Monde Arabe. Mountada Echarq, un mystérieux et puissant think tank qui surfe sur le Printemps arabe

 Monde Arabe. Mountada Echarq, un mystérieux et puissant think tank qui surfe sur le Printemps arabe

Au centre de l’ambitieux projet Mountada Echarq

Discrètement, Mountada Echarq, un grand projet à mi-chemin entre un think tank et un réseau d’influence international, a été lancé à Tunis en présence de Moncef Marzouki et d’un groupe d’intellectuels et d’hommes politiques du monde arabe.
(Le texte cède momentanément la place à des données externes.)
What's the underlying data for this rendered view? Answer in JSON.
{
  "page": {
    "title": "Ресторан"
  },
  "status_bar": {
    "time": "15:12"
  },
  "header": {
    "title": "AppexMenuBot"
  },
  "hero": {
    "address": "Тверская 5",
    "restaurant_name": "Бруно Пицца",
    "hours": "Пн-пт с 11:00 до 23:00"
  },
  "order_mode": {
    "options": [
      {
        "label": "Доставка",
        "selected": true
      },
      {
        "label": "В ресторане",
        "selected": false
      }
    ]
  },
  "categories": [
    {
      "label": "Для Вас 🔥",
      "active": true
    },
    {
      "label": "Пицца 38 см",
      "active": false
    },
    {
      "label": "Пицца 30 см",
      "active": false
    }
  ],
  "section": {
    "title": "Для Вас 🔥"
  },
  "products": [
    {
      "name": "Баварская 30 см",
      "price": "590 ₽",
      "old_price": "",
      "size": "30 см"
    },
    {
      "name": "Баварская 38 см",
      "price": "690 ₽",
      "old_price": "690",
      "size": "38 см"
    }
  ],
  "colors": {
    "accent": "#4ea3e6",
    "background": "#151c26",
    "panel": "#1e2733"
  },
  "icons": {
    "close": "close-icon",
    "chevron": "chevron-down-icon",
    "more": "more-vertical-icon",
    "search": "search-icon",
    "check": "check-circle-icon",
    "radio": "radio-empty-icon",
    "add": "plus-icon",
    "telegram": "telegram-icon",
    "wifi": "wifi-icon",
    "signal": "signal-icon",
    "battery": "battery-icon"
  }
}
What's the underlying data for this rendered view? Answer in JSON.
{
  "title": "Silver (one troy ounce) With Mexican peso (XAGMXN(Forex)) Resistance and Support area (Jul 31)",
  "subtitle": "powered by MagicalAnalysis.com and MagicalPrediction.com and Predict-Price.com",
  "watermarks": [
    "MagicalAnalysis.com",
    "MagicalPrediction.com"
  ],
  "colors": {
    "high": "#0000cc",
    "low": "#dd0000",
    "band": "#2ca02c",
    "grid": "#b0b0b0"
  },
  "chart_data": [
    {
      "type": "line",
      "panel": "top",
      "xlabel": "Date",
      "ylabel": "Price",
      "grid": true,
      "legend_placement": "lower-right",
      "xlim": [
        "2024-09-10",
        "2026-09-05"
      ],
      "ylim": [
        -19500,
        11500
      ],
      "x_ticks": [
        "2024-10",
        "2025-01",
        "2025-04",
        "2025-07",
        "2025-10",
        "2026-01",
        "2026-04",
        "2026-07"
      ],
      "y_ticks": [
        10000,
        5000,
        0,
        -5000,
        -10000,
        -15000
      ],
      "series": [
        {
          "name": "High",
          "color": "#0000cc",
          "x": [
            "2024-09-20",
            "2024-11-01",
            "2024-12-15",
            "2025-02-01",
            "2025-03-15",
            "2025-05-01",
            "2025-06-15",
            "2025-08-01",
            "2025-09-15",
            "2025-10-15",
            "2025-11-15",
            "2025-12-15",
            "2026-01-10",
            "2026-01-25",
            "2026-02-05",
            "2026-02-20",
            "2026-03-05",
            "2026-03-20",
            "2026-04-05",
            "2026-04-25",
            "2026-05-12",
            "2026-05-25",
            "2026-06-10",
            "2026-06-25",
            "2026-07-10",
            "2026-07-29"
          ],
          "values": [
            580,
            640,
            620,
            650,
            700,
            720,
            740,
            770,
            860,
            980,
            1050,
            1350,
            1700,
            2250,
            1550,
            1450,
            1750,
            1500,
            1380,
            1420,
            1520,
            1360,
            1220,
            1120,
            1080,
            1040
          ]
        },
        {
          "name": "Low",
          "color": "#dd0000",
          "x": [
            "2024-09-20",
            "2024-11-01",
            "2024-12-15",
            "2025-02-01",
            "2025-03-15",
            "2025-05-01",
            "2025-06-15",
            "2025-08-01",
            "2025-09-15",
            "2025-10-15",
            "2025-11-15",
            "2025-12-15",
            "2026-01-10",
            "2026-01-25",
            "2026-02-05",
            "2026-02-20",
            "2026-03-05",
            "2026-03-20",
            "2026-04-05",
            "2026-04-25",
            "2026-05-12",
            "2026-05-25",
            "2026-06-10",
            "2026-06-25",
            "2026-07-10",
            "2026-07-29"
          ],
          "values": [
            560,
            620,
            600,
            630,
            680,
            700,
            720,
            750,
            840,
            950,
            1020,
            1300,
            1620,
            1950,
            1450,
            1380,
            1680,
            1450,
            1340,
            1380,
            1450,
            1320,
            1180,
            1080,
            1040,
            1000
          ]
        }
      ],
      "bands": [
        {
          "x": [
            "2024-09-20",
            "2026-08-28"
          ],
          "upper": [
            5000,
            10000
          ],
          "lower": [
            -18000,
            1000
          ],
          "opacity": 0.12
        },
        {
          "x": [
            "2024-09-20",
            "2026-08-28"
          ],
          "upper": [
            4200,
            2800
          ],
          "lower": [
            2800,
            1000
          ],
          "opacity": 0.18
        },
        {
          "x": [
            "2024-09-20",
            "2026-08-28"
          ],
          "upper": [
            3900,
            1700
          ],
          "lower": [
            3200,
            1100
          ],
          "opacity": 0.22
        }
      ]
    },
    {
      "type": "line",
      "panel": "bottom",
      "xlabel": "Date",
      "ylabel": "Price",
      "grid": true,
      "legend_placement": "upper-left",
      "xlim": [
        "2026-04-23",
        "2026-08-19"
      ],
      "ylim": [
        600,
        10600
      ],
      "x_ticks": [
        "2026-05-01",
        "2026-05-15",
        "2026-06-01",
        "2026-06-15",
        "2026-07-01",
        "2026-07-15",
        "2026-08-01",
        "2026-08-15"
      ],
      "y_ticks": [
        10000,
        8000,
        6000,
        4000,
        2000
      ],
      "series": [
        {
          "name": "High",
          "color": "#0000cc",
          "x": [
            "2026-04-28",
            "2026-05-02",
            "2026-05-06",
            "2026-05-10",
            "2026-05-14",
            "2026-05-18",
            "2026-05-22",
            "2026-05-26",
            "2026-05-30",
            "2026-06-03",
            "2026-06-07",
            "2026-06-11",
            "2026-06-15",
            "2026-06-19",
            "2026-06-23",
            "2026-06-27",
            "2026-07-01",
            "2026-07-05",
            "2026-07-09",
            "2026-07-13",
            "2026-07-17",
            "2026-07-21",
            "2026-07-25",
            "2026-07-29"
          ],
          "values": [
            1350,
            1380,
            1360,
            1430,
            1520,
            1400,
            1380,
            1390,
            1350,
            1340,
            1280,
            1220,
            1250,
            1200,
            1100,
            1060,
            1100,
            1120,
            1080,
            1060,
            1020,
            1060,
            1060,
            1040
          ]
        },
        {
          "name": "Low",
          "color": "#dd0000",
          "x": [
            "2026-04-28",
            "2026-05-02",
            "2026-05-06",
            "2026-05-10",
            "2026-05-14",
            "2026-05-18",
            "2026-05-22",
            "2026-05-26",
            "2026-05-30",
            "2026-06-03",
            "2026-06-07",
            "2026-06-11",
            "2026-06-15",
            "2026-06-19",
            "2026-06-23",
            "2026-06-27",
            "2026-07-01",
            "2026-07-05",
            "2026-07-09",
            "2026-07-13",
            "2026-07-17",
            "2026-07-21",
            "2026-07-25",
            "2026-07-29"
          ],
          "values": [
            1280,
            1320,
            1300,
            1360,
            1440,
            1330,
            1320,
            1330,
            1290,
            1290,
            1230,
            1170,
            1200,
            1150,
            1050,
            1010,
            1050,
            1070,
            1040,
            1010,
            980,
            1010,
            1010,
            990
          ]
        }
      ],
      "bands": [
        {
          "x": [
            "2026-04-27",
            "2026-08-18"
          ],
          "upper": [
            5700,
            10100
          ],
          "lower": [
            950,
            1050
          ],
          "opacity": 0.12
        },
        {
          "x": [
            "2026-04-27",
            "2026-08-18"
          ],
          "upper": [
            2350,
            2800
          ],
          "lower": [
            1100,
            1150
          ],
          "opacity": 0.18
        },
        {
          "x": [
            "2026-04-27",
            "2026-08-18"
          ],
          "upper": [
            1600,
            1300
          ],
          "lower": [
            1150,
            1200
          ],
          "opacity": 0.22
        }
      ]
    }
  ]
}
Au centre de cet ambitieux projet, un personnage aussi sulfureux qu’opaque : Wadah Khanfar, l’ex directeur général d’Al Jazeera Network.

 

Sur son site officiel en anglais, The Sharq Forum se définit officiellement et laconiquement en ces termes : « Réseau international indépendant, à but non lucratif, fondé suite aux récentes vagues de mutations globales et régionales et à la lumière des nouvelles transformations géostratégiques ».

Il définit ses activités comme suit : « Ce siècle a déjà été le théâtre de profonds changements qui, tel un séisme, ont secoué le monde arabe. Cela constitue une opportunité unique pour établir de nouvelles formes de gouvernance éclairées, désormais à la portée de nos sociétés qui aspirent à se libérer de la tyrannie, à la démocratie et la prospérité économique. Le forum engagera des travaux en ce sens, en formant des groupes de travail mobilisant des penseurs et des figures influentes, au cœur de cette dynamique inédite. »

S’il se considère comme « strictement non partisan », plus loin, le Mountada ne cache pas sa volonté de soutenir les divers « mouvements d’opposition de la région », notamment dans la transition qui les conduira de l’opposition à la gouvernance.

 

Un esprit résolument missionnaire qui ne date pas d’aujourd’hui

A peine 4 mois après sa démission avec fracas d’Al Jazeera, l’insatiable Wadah Khanfar se lance donc dans une nouvelle aventure. Une démission que l’on dit, malgré les démentis de l’intéressé, largement motivée par de compromettantes révélations de Wikileaks en septembre 2011.

Le site d’Assange avait révélé des câbles diplomatiques américains montrant l’implication directe de Khanfar dans diverses négociations avec les autorités US, en vue d’influencer la couverture de la guerre en Irak d’une façon favorable à la politique étrangère américaine.

En juillet 2009, Wadah Khanfar entreprend une tournée aux Etats-Unis, à l’invitation de plusieurs think tanks aussi prestigieux que le Middle East Institute, New America Foundation et le Council on Foreign Relations. Il rencontre également plusieurs dignitaires politiques officiels de la Maison Blanche.

Cela avait marqué un tournant dans la politique de la présidence Etats-Unienne : Obama souhaitait entamer une nouvelle ère de collaboration avec la chaîne et ses réseaux, un véritable dégel après la décision de l’administration W. Bush de la boycotter plusieurs années durant.

 

Les premières critiques fusent

Ainsi donc, le lieu hautement symbolique du lancement en dit long sur les ambitions d’un Khanfar que l’on dit mégalomane. En choisissant la Tunisie, épicentre révolutionnaire, comme plateforme de lancement de son dernier bébé, il envoyait un message clair : continuer à être non seulement au centre mais à l’avant-garde des mutations régionales dont il entend manifestement rester un acteur majeur.

Si le Mountada a plutôt bonne presse au Qatar, quelques internautes n’ont pas manqué de pointer du doigt sur les réseaux sociaux le caractère élitiste de l’organisation. Si le membership est en effet officiellement ouvert aux « forces politiques, aux intellectuels engagés et aux mouvements activistes de la société civile », le premier cercle reste constitué par le noyau dur des proches de son charismatique président.

Un président que l’on dit pas si « non partisan ». Connu pour être proche des sphères dirigeantes de l’islam politique dans le monde, il s’est constitué un solide carnet d’adresses après 8 ans passés dans les coulisses d’Al Jazeera, chaîne elle-même au cœur du dispositif médiatique qatari en faveur de l’opposition islamique dans le monde arabe.

Nul doute que le jordano-palestinien de 43 ans fera partie des gens « qui comptent », à suivre de près durant la prochaine phase test de gouvernance islamique dans la région, aujourd’hui en état de grâce mais dont l’opacité, notamment à travers des activités associatives controversées, est une arme à double tranchant. Derrière les slogans et les intentions fleuves, nous scruterons les faits.